Ilmu silaat dari Raja Maut Tangan Delapan ini diberitakan orang tidak kalah oleh kepandaian Seng Jin Siansu.

Adapun orang ke lima merupakan tokoh yang penuh rahasia, puluhan tahun yang lalu orang mengenal tokoh ini dengan nama julukan Bu tek Kiam ong (Raja Pedang Tanpa Tandingan).

Akan tetapi nama ini terkenal kurang lebih tigapuluh tahun yang lalu sedangkan pada waktu itu, Bu tek Kiam ong ditaksir orang usianya sudah ada lima puluh tahun. Masih hidupkah raja pedang itu? Tak seorangpun dapat menjawabnya, karena orang tua itu tak pernah muncul lagi dan orang tidak tahu di mana dia berada.

Betapapun juga, julukan "Lima Besar" tetap terdengar dan tidak seorangpun di antara empat besar itu berani meniadakan nama Bu tek Kiam ong sebagai seorang tokoh di antara Lima Besar.

Empat orang adik seperguruan dari Bouw Ek Tosu ketika mendengar pertanyaan apakah mereka sudah mendengar nama Mo bin Sin kun, tentu saja menganggukkan kepalanya. Akan tetapi, Hwa Hwa Niocu yang berwatak keras dan berani, segera berkata.

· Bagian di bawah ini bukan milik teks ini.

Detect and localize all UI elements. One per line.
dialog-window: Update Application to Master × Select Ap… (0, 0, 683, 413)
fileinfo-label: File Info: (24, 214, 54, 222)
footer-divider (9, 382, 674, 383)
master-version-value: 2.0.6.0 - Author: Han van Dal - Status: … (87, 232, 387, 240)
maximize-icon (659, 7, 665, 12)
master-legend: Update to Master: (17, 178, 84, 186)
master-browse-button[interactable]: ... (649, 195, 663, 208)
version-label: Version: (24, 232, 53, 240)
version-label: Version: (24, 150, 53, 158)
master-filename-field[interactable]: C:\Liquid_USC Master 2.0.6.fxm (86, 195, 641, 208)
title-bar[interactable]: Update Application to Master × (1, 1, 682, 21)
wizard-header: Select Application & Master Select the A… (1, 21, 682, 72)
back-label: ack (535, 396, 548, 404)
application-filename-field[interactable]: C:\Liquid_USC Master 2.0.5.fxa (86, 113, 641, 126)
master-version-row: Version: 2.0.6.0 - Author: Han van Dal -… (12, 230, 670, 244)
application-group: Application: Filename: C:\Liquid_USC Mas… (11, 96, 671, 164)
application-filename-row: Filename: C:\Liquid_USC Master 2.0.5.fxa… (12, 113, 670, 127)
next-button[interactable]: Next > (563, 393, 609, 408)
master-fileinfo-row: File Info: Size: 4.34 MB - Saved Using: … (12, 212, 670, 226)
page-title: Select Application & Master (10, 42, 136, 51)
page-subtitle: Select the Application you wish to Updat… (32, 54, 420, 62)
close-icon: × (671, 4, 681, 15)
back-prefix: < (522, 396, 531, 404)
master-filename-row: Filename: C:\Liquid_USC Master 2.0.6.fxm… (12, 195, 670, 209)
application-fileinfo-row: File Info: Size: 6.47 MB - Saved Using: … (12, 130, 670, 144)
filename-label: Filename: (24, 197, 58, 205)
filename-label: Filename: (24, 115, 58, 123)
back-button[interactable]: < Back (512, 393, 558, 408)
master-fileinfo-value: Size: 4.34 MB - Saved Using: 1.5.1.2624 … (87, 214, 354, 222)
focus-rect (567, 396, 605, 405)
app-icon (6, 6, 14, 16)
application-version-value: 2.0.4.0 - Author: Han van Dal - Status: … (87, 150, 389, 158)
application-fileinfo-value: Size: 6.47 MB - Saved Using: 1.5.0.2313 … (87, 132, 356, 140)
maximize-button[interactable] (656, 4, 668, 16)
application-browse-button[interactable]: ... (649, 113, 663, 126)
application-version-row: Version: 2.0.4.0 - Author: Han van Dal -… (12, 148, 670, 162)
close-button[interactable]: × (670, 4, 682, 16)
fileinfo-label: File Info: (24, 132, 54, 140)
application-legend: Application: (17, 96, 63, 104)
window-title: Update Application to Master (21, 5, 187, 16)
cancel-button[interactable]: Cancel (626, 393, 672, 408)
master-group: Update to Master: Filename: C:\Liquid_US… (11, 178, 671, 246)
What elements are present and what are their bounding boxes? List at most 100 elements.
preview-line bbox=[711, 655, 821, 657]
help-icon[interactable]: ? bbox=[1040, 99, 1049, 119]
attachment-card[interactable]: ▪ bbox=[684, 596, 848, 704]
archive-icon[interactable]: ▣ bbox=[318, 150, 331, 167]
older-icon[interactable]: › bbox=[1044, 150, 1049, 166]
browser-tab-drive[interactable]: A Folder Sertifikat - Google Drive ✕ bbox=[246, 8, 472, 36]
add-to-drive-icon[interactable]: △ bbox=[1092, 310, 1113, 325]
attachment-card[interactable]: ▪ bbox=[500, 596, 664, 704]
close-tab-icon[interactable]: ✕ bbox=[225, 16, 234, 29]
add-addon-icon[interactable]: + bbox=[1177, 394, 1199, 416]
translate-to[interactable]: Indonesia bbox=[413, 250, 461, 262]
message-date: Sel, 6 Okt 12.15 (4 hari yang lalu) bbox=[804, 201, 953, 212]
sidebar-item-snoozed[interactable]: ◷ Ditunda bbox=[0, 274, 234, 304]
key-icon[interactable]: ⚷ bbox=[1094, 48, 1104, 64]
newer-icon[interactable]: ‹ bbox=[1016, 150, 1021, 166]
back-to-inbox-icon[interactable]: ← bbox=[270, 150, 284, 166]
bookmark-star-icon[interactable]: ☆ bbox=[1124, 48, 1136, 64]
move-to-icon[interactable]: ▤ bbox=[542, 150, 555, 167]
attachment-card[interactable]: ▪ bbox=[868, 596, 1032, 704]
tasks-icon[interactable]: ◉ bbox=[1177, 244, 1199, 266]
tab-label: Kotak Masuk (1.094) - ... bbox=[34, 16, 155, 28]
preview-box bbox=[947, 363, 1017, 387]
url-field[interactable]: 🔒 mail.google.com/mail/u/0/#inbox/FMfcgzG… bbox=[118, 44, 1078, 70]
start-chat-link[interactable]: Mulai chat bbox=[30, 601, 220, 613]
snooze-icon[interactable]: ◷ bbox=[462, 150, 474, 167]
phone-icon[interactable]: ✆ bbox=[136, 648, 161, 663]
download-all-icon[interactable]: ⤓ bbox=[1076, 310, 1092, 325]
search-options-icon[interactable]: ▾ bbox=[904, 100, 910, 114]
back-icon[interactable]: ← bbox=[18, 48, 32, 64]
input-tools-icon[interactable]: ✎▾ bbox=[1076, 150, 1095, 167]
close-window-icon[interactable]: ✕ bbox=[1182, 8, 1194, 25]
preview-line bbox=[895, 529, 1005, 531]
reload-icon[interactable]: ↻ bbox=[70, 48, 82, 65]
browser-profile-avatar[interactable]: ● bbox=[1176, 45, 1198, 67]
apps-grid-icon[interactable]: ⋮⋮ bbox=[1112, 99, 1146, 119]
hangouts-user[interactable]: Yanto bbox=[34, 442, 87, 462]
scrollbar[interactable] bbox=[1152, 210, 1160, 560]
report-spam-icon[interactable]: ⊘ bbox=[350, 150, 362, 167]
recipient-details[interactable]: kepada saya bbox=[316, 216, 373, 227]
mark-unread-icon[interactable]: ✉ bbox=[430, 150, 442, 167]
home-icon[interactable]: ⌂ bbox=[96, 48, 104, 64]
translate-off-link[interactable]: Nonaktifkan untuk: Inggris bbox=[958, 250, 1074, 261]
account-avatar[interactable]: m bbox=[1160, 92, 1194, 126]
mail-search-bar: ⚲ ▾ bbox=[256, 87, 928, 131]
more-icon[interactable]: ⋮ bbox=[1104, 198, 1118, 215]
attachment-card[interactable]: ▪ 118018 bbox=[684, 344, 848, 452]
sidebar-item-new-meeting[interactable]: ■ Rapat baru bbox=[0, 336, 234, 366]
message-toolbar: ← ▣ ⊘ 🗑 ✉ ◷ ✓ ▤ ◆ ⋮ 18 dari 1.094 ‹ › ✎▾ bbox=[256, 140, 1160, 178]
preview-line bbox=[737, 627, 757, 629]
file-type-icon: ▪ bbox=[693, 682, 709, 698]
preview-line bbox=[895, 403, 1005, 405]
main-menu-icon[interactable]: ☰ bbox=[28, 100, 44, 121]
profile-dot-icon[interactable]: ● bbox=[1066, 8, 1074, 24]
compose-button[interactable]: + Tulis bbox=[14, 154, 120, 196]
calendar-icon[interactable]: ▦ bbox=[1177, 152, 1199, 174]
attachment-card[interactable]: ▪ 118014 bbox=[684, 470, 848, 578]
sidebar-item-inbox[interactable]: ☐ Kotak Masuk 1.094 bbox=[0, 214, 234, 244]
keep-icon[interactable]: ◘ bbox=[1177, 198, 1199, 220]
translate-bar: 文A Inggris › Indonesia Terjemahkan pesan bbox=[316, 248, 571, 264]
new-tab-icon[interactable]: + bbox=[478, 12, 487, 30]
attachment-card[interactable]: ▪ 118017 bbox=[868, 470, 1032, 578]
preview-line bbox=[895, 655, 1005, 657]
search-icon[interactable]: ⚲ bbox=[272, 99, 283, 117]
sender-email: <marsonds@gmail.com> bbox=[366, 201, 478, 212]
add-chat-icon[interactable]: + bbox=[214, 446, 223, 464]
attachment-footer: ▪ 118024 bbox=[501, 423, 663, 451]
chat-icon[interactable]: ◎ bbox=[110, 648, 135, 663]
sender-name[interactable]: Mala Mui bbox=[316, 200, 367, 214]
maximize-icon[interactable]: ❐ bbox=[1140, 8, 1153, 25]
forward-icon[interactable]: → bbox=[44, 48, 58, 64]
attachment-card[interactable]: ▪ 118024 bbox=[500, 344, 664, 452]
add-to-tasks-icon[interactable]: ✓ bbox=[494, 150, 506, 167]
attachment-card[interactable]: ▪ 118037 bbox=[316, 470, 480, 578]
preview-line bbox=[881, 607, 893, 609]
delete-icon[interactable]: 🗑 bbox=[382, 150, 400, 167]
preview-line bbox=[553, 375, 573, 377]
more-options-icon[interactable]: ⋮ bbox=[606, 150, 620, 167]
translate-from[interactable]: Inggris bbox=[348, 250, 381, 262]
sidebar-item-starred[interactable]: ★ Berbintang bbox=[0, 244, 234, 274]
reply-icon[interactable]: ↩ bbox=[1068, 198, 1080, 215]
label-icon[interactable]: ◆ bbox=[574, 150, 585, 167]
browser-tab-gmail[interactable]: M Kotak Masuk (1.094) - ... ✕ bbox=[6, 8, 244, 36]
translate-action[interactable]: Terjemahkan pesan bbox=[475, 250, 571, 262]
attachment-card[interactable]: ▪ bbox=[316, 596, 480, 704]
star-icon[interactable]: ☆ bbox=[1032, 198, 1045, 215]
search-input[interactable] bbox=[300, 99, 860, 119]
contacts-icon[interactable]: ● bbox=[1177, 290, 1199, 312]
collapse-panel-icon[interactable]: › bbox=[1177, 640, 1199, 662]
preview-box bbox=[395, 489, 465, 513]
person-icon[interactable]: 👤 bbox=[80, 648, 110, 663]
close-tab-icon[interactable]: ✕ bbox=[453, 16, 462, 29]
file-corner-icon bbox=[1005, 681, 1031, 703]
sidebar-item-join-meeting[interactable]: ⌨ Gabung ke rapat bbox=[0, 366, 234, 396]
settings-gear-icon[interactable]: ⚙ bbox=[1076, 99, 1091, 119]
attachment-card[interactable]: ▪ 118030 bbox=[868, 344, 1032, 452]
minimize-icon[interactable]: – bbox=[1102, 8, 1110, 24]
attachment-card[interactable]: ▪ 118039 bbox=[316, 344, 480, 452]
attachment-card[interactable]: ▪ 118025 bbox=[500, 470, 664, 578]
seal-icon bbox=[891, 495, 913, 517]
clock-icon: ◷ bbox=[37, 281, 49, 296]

"Twa suheng, biarpun Mo bin Sin kun amat terkenal dan boleh kita sebut sebagai tokoh tinggi, akan tetapi perlu apa kita harus takut kepadanya? Kita berlimapun bukanlah orang orang yang boleh ditakut takuti begitu saja dan kurasa mendiang suhu kita masih setingkat lebih tinggi kedudukannya daripada Mo bin Sin kun!"

Mendengar ucapan sumoinya ini, Bouw Ek Tosu mengerutkan kening dan diam diam ia melirik ke sana ke mari. "Sumoi, jangan berkata demikian. Memang di dalam urusan orang orang seperti kita, tidak ada kata kata takut, akan tetapi harap kau berlaku lebih hati hati dan jangan memandang rendah kepada lawan yang bagaimanapun juga, apalagi seorang di antara Lima Besar!"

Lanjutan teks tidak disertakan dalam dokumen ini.